Scott, once a struggling writer, landed his first major gig with a primetime TV show in the mid-90s that lasted for many years. He earned over $1million per year, but he made the same financial mistake that almost everyone does when a wealth event happens suddenly – he started buying things. He told me “I had no idea what the future would hold so I thought it would be futile to try and plan for it. I later realized that was the exact moment I should have started planning.”

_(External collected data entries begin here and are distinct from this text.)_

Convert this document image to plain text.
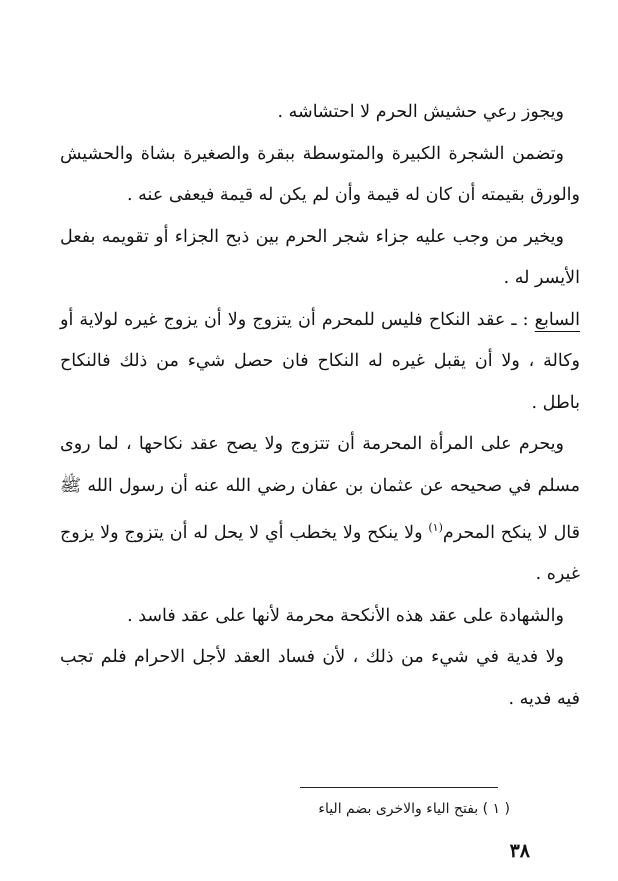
ويجوز رعي حشيش الحرم لا احتشاشه .

وتضمن الشجرة الكبيرة والمتوسطة ببقرة والصغيرة بشاة والحشيش والورق بقيمته أن كان له قيمة وأن لم يكن له قيمة فيعفى عنه .

ويخير من وجب عليه جزاء شجر الحرم بين ذبح الجزاء أو تقويمه بفعل الأيسر له .

السابع : ـ عقد النكاح فليس للمحرم أن يتزوج ولا أن يزوج غيره لولاية أو وكالة ، ولا أن يقبل غيره له النكاح فان حصل شيء من ذلك فالنكاح باطل .

ويحرم على المرأة المحرمة أن تتزوج ولا يصح عقد نكاحها ، لما روى مسلم في صحيحه عن عثمان بن عفان رضي الله عنه أن رسول الله ﷺ قال لا ينكح المحرم$^{(١)}$ ولا ينكح ولا يخطب أي لا يحل له أن يتزوج ولا يزوج غيره .

والشهادة على عقد هذه الأنكحة محرمة لأنها على عقد فاسد .

ولا فدية في شيء من ذلك ، لأن فساد العقد لأجل الاحرام فلم تجب فيه فديه .

( ١ ) بفتح الياء والاخرى بضم الياء
٣٨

The High-Income-Low-Saving Years

While there’s nothing wrong with enjoying a big payday, and boosting one’s lifestyle (he bought a million-dollar house and enjoyed many expensive weekend getaways), he didn’t pause long enough to estimate how much cash he might need when the job ended. He only saved to a retirement account (which is essentially considered to be off limits until a person turns age 59 ½). When his show ended at the start of the 21st century, he had a modest amount of assets built up, and no idea when the next show would begin, or how much he’d earn.

Scott’s Plan

Luckily, Scott eventually got his next dream job. Now in his 40s, Scott has been working on a show that produces a level of income that far exceeds his basic needs. He loves the idea of building his nest egg to a level that could provide a stable, recurring income stream before he’s 50. While he wants to be able to splurge a bit when he’s earning at the high end of his capacity, he’s also feeling that it’s time to set some limits.

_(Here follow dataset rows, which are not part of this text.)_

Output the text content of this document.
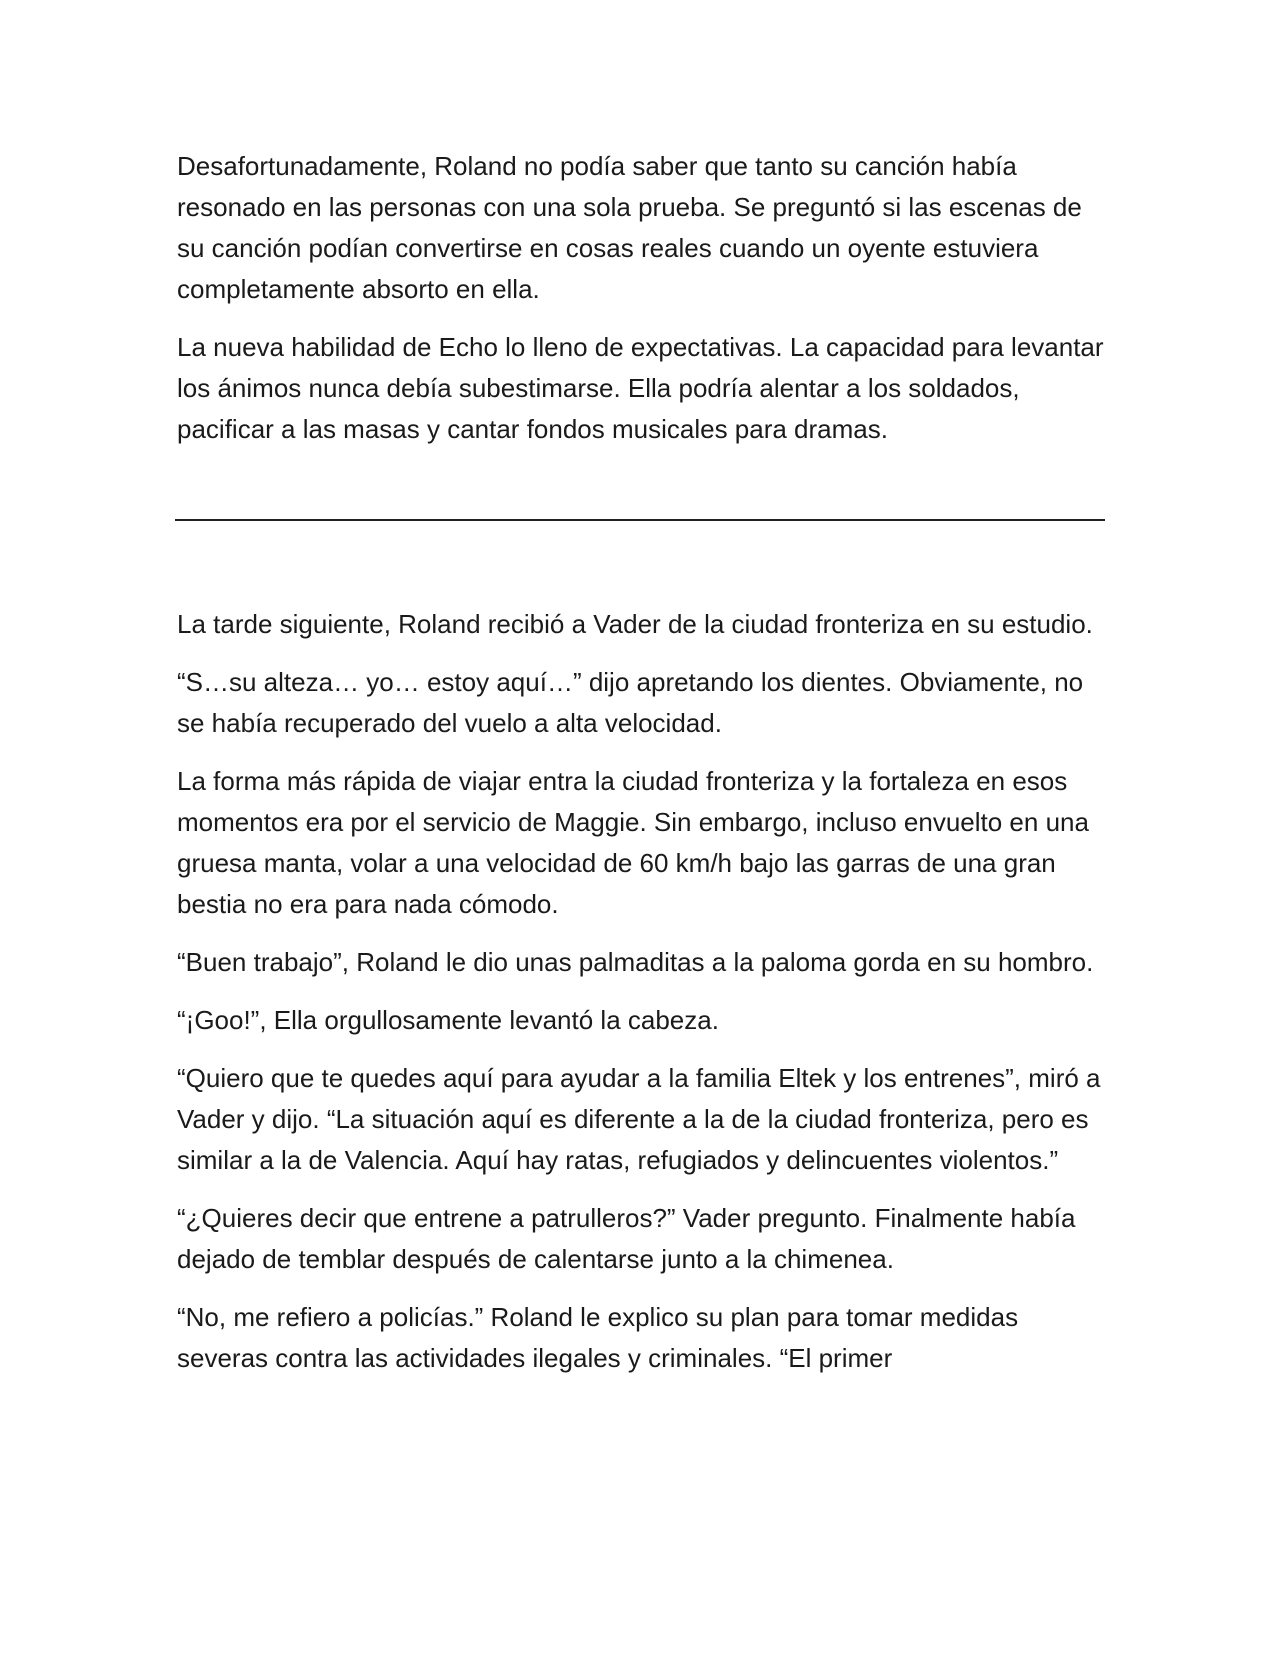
Desafortunadamente, Roland no podía saber que tanto su canción había resonado en las personas con una sola prueba. Se preguntó si las escenas de su canción podían convertirse en cosas reales cuando un oyente estuviera completamente absorto en ella.

La nueva habilidad de Echo lo lleno de expectativas. La capacidad para levantar los ánimos nunca debía subestimarse. Ella podría alentar a los soldados, pacificar a las masas y cantar fondos musicales para dramas.

La tarde siguiente, Roland recibió a Vader de la ciudad fronteriza en su estudio.

“S…su alteza… yo… estoy aquí…” dijo apretando los dientes. Obviamente, no se había recuperado del vuelo a alta velocidad.

La forma más rápida de viajar entra la ciudad fronteriza y la fortaleza en esos momentos era por el servicio de Maggie. Sin embargo, incluso envuelto en una gruesa manta, volar a una velocidad de 60 km/h bajo las garras de una gran bestia no era para nada cómodo.

“Buen trabajo”, Roland le dio unas palmaditas a la paloma gorda en su hombro.

“¡Goo!”, Ella orgullosamente levantó la cabeza.

“Quiero que te quedes aquí para ayudar a la familia Eltek y los entrenes”, miró a Vader y dijo. “La situación aquí es diferente a la de la ciudad fronteriza, pero es similar a la de Valencia. Aquí hay ratas, refugiados y delincuentes violentos.”

“¿Quieres decir que entrene a patrulleros?” Vader pregunto. Finalmente había dejado de temblar después de calentarse junto a la chimenea.

“No, me refiero a policías.” Roland le explico su plan para tomar medidas severas contra las actividades ilegales y criminales. “El primer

I’ve asked Scott to do two things. First, he will figure out what a “minimum lifestyle” means to him (the lowest amount he’s willing to spend each year). This will inform us what his nest egg needs to grow to for him to support that lifestyle. We’ve agreed to use my 3% spending rule – this means that once his annual spending need is lower than 3% of his nest egg balance, he can start taking recurring withdrawals. He estimates that he’ll need about $100,000 per year to cover his basic needs, so his portfolio needs to grow to at least $3.3 million before he can implement this. Scott will work for as long as he wishes and can use that extra income to enhance his life in any way he desires.

To reach his portfolio goal, Scott will need a system for saving more in the high-earning years (beyond what’s permitted in a tax-deferred retirement account). He’s willing to try something which we can call the 1/3 Rule. This will involve saving 1/3 of his take-home pay to an account he can’t touch until he’s reached his nest egg goal, and saving another 1/3 to a brokerage account that is easy to access in the event he needs some cash in between projects. The remaining 1/3 is free to spend in whatever way he desires.